Jacek Bromski nie ceni filmu "Fałszerze", który wygrał w oscarowym wyścigu z "Katyniem". "To pokazuje tylko, że USA temat holokaustu trzyma się mocno" - powiedział prezes Stowarzyszenia Filmowców Polskich.
Jacek Bromski obejrzał wszystkie filmy nominowane w tym roku do Oscara w kategorii "najlepszy film nieanglojęzyczny".
"Uważam, że 'Fałszerze' byli najsłabszym z nich. Ale tak bywa, że wygrywa wcale nie ten najlepszy film.

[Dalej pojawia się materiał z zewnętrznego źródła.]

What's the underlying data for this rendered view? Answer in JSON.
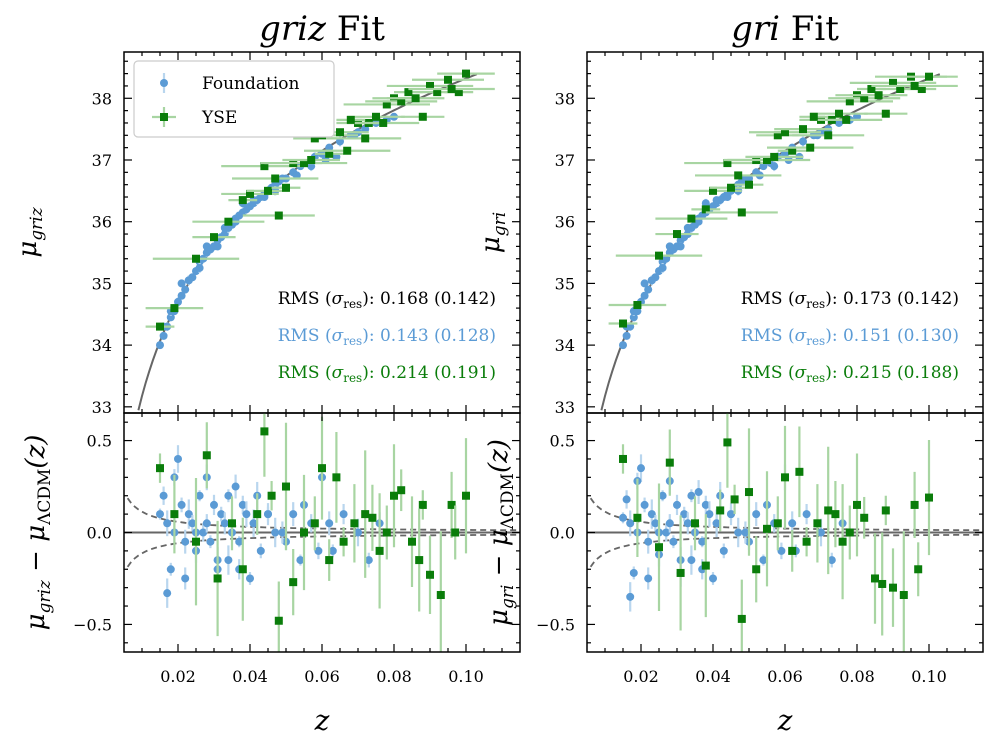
{
  "chart_data": [
    {
      "type": "scatter",
      "panel": "griz-distance",
      "title_italic": "griz",
      "title_rest": " Fit",
      "ylabel_main": "μ",
      "ylabel_sub": "griz",
      "xlim": [
        0.005,
        0.115
      ],
      "ylim": [
        32.9,
        38.75
      ],
      "yticks": [
        "33",
        "34",
        "35",
        "36",
        "37",
        "38"
      ],
      "legend": {
        "position": "top-left",
        "entries": [
          "Foundation",
          "YSE"
        ]
      },
      "rms": [
        {
          "prefix": "RMS (",
          "sym": "σ",
          "sub": "res",
          "suffix": "): 0.168 (0.142)",
          "color": "#000000"
        },
        {
          "prefix": "RMS (",
          "sym": "σ",
          "sub": "res",
          "suffix": "): 0.143 (0.128)",
          "color": "#5b9bd5"
        },
        {
          "prefix": "RMS (",
          "sym": "σ",
          "sub": "res",
          "suffix": "): 0.214 (0.191)",
          "color": "#0a7d0a"
        }
      ],
      "model": "distance-modulus curve (grey)",
      "series": [
        {
          "name": "Foundation",
          "color": "#5b9bd5",
          "x": [
            0.015,
            0.016,
            0.017,
            0.018,
            0.019,
            0.02,
            0.021,
            0.022,
            0.023,
            0.024,
            0.025,
            0.026,
            0.027,
            0.028,
            0.029,
            0.03,
            0.031,
            0.032,
            0.033,
            0.034,
            0.035,
            0.036,
            0.037,
            0.038,
            0.039,
            0.04,
            0.041,
            0.042,
            0.043,
            0.044,
            0.045,
            0.046,
            0.047,
            0.048,
            0.05,
            0.052,
            0.054,
            0.056,
            0.058,
            0.06,
            0.062,
            0.065,
            0.068,
            0.07,
            0.072,
            0.075,
            0.078,
            0.08,
            0.016,
            0.018,
            0.021,
            0.023,
            0.026,
            0.028,
            0.031,
            0.033,
            0.036,
            0.038,
            0.041,
            0.044,
            0.047,
            0.049,
            0.053,
            0.057,
            0.061,
            0.064,
            0.069
          ],
          "y": [
            34.0,
            34.15,
            34.3,
            34.45,
            34.55,
            34.7,
            34.8,
            34.9,
            35.05,
            35.1,
            35.2,
            35.35,
            35.4,
            35.5,
            35.55,
            35.6,
            35.7,
            35.75,
            35.8,
            35.9,
            35.95,
            36.05,
            36.1,
            36.15,
            36.2,
            36.25,
            36.3,
            36.35,
            36.4,
            36.45,
            36.5,
            36.55,
            36.6,
            36.65,
            36.7,
            36.8,
            36.9,
            36.95,
            37.05,
            37.1,
            37.2,
            37.3,
            37.4,
            37.45,
            37.5,
            37.6,
            37.65,
            37.7,
            34.3,
            34.55,
            35.0,
            35.05,
            35.25,
            35.6,
            35.6,
            35.9,
            36.0,
            36.3,
            36.35,
            36.4,
            36.5,
            36.7,
            36.75,
            36.9,
            37.0,
            37.05,
            37.4
          ]
        },
        {
          "name": "YSE",
          "color": "#0a7d0a",
          "x": [
            0.015,
            0.019,
            0.025,
            0.03,
            0.034,
            0.038,
            0.04,
            0.044,
            0.045,
            0.048,
            0.05,
            0.052,
            0.055,
            0.058,
            0.06,
            0.062,
            0.065,
            0.067,
            0.07,
            0.072,
            0.073,
            0.075,
            0.078,
            0.08,
            0.082,
            0.084,
            0.086,
            0.09,
            0.092,
            0.095,
            0.098,
            0.1,
            0.096,
            0.088,
            0.077,
            0.068,
            0.057,
            0.047
          ],
          "y": [
            34.3,
            34.6,
            35.4,
            35.75,
            36.0,
            36.35,
            36.45,
            36.9,
            36.5,
            36.1,
            36.55,
            36.95,
            36.95,
            37.35,
            37.4,
            37.1,
            37.45,
            37.15,
            37.6,
            37.35,
            37.6,
            37.7,
            37.9,
            38.0,
            37.95,
            38.1,
            38.0,
            38.2,
            38.1,
            38.3,
            38.1,
            38.4,
            38.15,
            37.7,
            37.6,
            37.65,
            37.0,
            36.7
          ]
        }
      ]
    },
    {
      "type": "scatter",
      "panel": "griz-residual",
      "ylabel_main": "μ",
      "ylabel_sub": "griz",
      "ylabel_rest": " − μ",
      "ylabel_sub2": "ΛCDM",
      "ylabel_tail": "(z)",
      "xlabel": "z",
      "xlim": [
        0.005,
        0.115
      ],
      "ylim": [
        -0.65,
        0.65
      ],
      "yticks": [
        "−0.5",
        "0.0",
        "0.5"
      ],
      "xticks": [
        "0.02",
        "0.04",
        "0.06",
        "0.08",
        "0.10"
      ],
      "series": [
        {
          "name": "Foundation",
          "color": "#5b9bd5",
          "x": [
            0.015,
            0.016,
            0.017,
            0.018,
            0.019,
            0.02,
            0.021,
            0.022,
            0.023,
            0.024,
            0.025,
            0.026,
            0.027,
            0.028,
            0.029,
            0.03,
            0.031,
            0.032,
            0.033,
            0.034,
            0.035,
            0.036,
            0.037,
            0.038,
            0.039,
            0.04,
            0.041,
            0.042,
            0.043,
            0.045,
            0.047,
            0.05,
            0.052,
            0.054,
            0.057,
            0.06,
            0.063,
            0.066,
            0.07,
            0.073,
            0.076,
            0.017,
            0.019,
            0.022,
            0.025,
            0.028,
            0.031,
            0.034,
            0.037,
            0.041,
            0.045,
            0.049,
            0.055,
            0.059,
            0.062
          ],
          "y": [
            0.1,
            0.2,
            0.05,
            -0.2,
            0.0,
            0.4,
            0.15,
            -0.25,
            0.1,
            0.05,
            -0.1,
            0.2,
            0.0,
            0.3,
            -0.05,
            0.15,
            -0.2,
            0.1,
            0.05,
            -0.15,
            0.0,
            0.25,
            -0.05,
            0.15,
            0.1,
            -0.25,
            0.05,
            0.2,
            -0.1,
            0.1,
            0.0,
            -0.05,
            0.1,
            -0.15,
            0.05,
            0.3,
            -0.1,
            0.1,
            0.0,
            -0.15,
            0.05,
            -0.33,
            0.3,
            -0.05,
            0.0,
            0.05,
            -0.15,
            0.2,
            -0.2,
            0.05,
            0.1,
            0.0,
            0.15,
            -0.1,
            0.05
          ]
        },
        {
          "name": "YSE",
          "color": "#0a7d0a",
          "x": [
            0.015,
            0.019,
            0.025,
            0.028,
            0.031,
            0.035,
            0.038,
            0.042,
            0.044,
            0.046,
            0.048,
            0.05,
            0.052,
            0.055,
            0.058,
            0.06,
            0.062,
            0.064,
            0.066,
            0.069,
            0.072,
            0.074,
            0.076,
            0.078,
            0.08,
            0.082,
            0.085,
            0.088,
            0.09,
            0.093,
            0.096,
            0.1,
            0.097,
            0.087
          ],
          "y": [
            0.35,
            0.1,
            -0.05,
            0.42,
            -0.25,
            0.05,
            -0.2,
            0.1,
            0.55,
            0.2,
            -0.48,
            0.25,
            -0.27,
            0.0,
            0.05,
            0.35,
            -0.15,
            0.3,
            -0.05,
            0.05,
            0.1,
            0.08,
            -0.1,
            0.0,
            0.2,
            0.23,
            -0.05,
            0.15,
            -0.23,
            -0.34,
            0.15,
            0.2,
            0.0,
            -0.15
          ]
        }
      ]
    },
    {
      "type": "scatter",
      "panel": "gri-distance",
      "title_italic": "gri",
      "title_rest": " Fit",
      "ylabel_main": "μ",
      "ylabel_sub": "gri",
      "xlim": [
        0.005,
        0.115
      ],
      "ylim": [
        32.9,
        38.75
      ],
      "rms": [
        {
          "prefix": "RMS (",
          "sym": "σ",
          "sub": "res",
          "suffix": "): 0.173 (0.142)",
          "color": "#000000"
        },
        {
          "prefix": "RMS (",
          "sym": "σ",
          "sub": "res",
          "suffix": "): 0.151 (0.130)",
          "color": "#5b9bd5"
        },
        {
          "prefix": "RMS (",
          "sym": "σ",
          "sub": "res",
          "suffix": "): 0.215 (0.188)",
          "color": "#0a7d0a"
        }
      ],
      "model": "distance-modulus curve (grey)",
      "series": [
        {
          "name": "Foundation",
          "color": "#5b9bd5",
          "x": [
            0.015,
            0.016,
            0.017,
            0.018,
            0.019,
            0.02,
            0.021,
            0.022,
            0.023,
            0.024,
            0.025,
            0.026,
            0.027,
            0.028,
            0.029,
            0.03,
            0.031,
            0.032,
            0.033,
            0.034,
            0.035,
            0.036,
            0.037,
            0.038,
            0.039,
            0.04,
            0.041,
            0.042,
            0.043,
            0.044,
            0.045,
            0.046,
            0.047,
            0.048,
            0.05,
            0.052,
            0.054,
            0.056,
            0.058,
            0.06,
            0.062,
            0.065,
            0.068,
            0.07,
            0.072,
            0.075,
            0.078,
            0.08,
            0.016,
            0.018,
            0.021,
            0.023,
            0.026,
            0.028,
            0.031,
            0.033,
            0.036,
            0.038,
            0.041,
            0.044,
            0.047,
            0.049,
            0.053,
            0.057,
            0.061,
            0.064,
            0.069
          ],
          "y": [
            34.0,
            34.15,
            34.3,
            34.45,
            34.55,
            34.7,
            34.8,
            34.9,
            35.05,
            35.1,
            35.2,
            35.35,
            35.4,
            35.5,
            35.55,
            35.6,
            35.7,
            35.75,
            35.8,
            35.9,
            35.95,
            36.05,
            36.1,
            36.15,
            36.2,
            36.25,
            36.3,
            36.35,
            36.4,
            36.45,
            36.5,
            36.55,
            36.6,
            36.65,
            36.7,
            36.8,
            36.9,
            36.95,
            37.05,
            37.1,
            37.2,
            37.3,
            37.4,
            37.45,
            37.5,
            37.6,
            37.65,
            37.7,
            34.3,
            34.55,
            35.0,
            35.05,
            35.25,
            35.6,
            35.6,
            35.9,
            36.0,
            36.3,
            36.35,
            36.4,
            36.5,
            36.7,
            36.75,
            36.9,
            37.0,
            37.05,
            37.4
          ]
        },
        {
          "name": "YSE",
          "color": "#0a7d0a",
          "x": [
            0.015,
            0.019,
            0.025,
            0.03,
            0.034,
            0.038,
            0.04,
            0.044,
            0.045,
            0.048,
            0.05,
            0.052,
            0.055,
            0.058,
            0.06,
            0.062,
            0.065,
            0.067,
            0.07,
            0.072,
            0.073,
            0.075,
            0.078,
            0.08,
            0.082,
            0.084,
            0.086,
            0.09,
            0.092,
            0.095,
            0.098,
            0.1,
            0.096,
            0.088,
            0.077,
            0.068,
            0.057,
            0.047
          ],
          "y": [
            34.35,
            34.65,
            35.45,
            35.8,
            36.05,
            36.2,
            36.5,
            36.95,
            36.55,
            36.15,
            36.6,
            37.0,
            37.0,
            37.4,
            37.45,
            37.15,
            37.5,
            37.2,
            37.65,
            37.4,
            37.65,
            37.75,
            37.95,
            38.05,
            38.0,
            38.15,
            38.05,
            38.25,
            38.15,
            38.35,
            38.15,
            38.35,
            38.2,
            37.75,
            37.65,
            37.7,
            37.05,
            36.75
          ]
        }
      ]
    },
    {
      "type": "scatter",
      "panel": "gri-residual",
      "ylabel_main": "μ",
      "ylabel_sub": "gri",
      "ylabel_rest": " − μ",
      "ylabel_sub2": "ΛCDM",
      "ylabel_tail": "(z)",
      "xlabel": "z",
      "xlim": [
        0.005,
        0.115
      ],
      "ylim": [
        -0.65,
        0.65
      ],
      "series": [
        {
          "name": "Foundation",
          "color": "#5b9bd5",
          "x": [
            0.015,
            0.016,
            0.017,
            0.018,
            0.019,
            0.02,
            0.021,
            0.022,
            0.023,
            0.024,
            0.025,
            0.026,
            0.027,
            0.028,
            0.029,
            0.03,
            0.031,
            0.032,
            0.033,
            0.034,
            0.035,
            0.036,
            0.037,
            0.038,
            0.039,
            0.04,
            0.041,
            0.042,
            0.043,
            0.045,
            0.047,
            0.05,
            0.052,
            0.054,
            0.057,
            0.06,
            0.063,
            0.066,
            0.07,
            0.073,
            0.076,
            0.017,
            0.019,
            0.022,
            0.025,
            0.028,
            0.031,
            0.034,
            0.037,
            0.041,
            0.045,
            0.049,
            0.055,
            0.059,
            0.062
          ],
          "y": [
            0.08,
            0.18,
            0.05,
            -0.22,
            0.0,
            0.35,
            0.15,
            -0.25,
            0.1,
            0.05,
            -0.12,
            0.2,
            0.0,
            0.28,
            -0.05,
            0.15,
            -0.22,
            0.1,
            0.05,
            -0.15,
            0.0,
            0.22,
            -0.05,
            0.15,
            0.1,
            -0.25,
            0.05,
            0.2,
            -0.1,
            0.1,
            0.0,
            -0.05,
            0.1,
            -0.15,
            0.05,
            0.3,
            -0.1,
            0.1,
            0.0,
            -0.15,
            0.05,
            -0.35,
            0.28,
            -0.05,
            0.0,
            0.05,
            -0.15,
            0.2,
            -0.2,
            0.05,
            0.1,
            0.0,
            0.15,
            -0.1,
            0.05
          ]
        },
        {
          "name": "YSE",
          "color": "#0a7d0a",
          "x": [
            0.015,
            0.019,
            0.025,
            0.028,
            0.031,
            0.035,
            0.038,
            0.042,
            0.044,
            0.046,
            0.048,
            0.05,
            0.052,
            0.055,
            0.058,
            0.06,
            0.062,
            0.064,
            0.066,
            0.069,
            0.072,
            0.074,
            0.076,
            0.078,
            0.08,
            0.082,
            0.085,
            0.088,
            0.09,
            0.093,
            0.096,
            0.1,
            0.097,
            0.087
          ],
          "y": [
            0.4,
            0.08,
            -0.08,
            0.38,
            -0.22,
            0.05,
            -0.18,
            0.12,
            0.49,
            0.18,
            -0.47,
            0.22,
            -0.2,
            0.02,
            0.05,
            0.3,
            -0.1,
            0.33,
            -0.05,
            0.05,
            0.12,
            0.1,
            -0.05,
            0.0,
            0.15,
            0.08,
            -0.25,
            0.12,
            -0.3,
            -0.34,
            0.15,
            0.19,
            -0.2,
            -0.28
          ]
        }
      ]
    }
  ]
}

Pokazuje to, że w Oscarach temat bywa ważniejszy niż autentyczna wartość filmu i że Holokaust jako ciągle w Ameryce bardzo poruszają publiczność, to temat przynoszący nagrody" - powiedział Jacek Bromski.

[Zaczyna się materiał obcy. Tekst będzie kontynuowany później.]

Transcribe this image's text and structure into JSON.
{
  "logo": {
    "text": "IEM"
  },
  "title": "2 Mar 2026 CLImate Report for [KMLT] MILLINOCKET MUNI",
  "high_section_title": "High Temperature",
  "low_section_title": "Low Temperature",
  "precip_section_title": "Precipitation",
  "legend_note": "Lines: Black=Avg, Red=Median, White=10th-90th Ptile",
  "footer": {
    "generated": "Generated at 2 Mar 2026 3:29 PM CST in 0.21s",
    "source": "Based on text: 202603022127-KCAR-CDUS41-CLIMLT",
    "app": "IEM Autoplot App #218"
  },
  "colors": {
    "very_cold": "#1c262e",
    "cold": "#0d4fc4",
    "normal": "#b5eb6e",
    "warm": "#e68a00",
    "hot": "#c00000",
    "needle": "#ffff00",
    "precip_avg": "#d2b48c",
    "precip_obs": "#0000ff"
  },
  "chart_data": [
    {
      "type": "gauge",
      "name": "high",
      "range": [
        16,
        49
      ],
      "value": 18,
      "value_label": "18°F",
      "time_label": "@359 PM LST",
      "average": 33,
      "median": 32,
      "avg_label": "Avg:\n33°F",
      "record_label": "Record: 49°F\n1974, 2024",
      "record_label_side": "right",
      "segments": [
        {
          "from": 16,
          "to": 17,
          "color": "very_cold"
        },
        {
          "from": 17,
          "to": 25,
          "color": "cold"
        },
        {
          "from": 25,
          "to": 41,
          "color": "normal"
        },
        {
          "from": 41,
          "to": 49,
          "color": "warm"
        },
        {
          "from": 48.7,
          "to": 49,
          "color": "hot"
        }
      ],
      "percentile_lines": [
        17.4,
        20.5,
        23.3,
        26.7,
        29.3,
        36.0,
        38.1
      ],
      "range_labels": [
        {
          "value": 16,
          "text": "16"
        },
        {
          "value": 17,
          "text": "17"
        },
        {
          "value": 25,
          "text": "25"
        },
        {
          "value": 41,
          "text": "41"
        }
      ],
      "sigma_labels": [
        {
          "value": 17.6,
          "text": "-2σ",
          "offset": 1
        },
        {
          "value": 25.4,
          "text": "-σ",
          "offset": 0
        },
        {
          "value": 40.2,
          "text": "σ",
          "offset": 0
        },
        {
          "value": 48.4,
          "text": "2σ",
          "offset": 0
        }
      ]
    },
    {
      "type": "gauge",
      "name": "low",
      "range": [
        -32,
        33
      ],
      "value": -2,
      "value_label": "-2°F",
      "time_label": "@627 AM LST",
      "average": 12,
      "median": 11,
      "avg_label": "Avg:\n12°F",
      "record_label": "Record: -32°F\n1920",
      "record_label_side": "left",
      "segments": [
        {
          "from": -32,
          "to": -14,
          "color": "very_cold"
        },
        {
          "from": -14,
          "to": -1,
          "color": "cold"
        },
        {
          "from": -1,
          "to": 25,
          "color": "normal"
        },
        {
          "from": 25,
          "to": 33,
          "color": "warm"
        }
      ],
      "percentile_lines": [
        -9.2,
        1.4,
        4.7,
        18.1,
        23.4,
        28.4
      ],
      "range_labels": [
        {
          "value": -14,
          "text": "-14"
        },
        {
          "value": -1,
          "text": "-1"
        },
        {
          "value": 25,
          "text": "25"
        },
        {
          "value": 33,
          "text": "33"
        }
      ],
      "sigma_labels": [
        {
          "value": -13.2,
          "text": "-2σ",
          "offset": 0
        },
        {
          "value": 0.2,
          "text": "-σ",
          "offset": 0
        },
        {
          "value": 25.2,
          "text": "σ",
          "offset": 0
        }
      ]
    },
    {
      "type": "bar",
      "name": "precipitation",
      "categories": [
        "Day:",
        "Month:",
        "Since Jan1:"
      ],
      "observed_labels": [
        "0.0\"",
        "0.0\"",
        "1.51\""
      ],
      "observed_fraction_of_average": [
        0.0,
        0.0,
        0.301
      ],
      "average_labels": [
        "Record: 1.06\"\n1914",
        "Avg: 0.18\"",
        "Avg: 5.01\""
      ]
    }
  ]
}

"Oscar za krótkometrażową animację dla 'Piotrusia i wilka', filmu, który powstawał w polskim studio Se-ma-for, to wielka radość, zwłaszcza, że animacja lalkowa - technika, w której ten film został zrobiony - została wymyślona właśnie w Polsce, kilkadziesiąt lat temu. Tradycja jest więc długa. To zwycięstwo polskich fachowców" - dodał Bromski.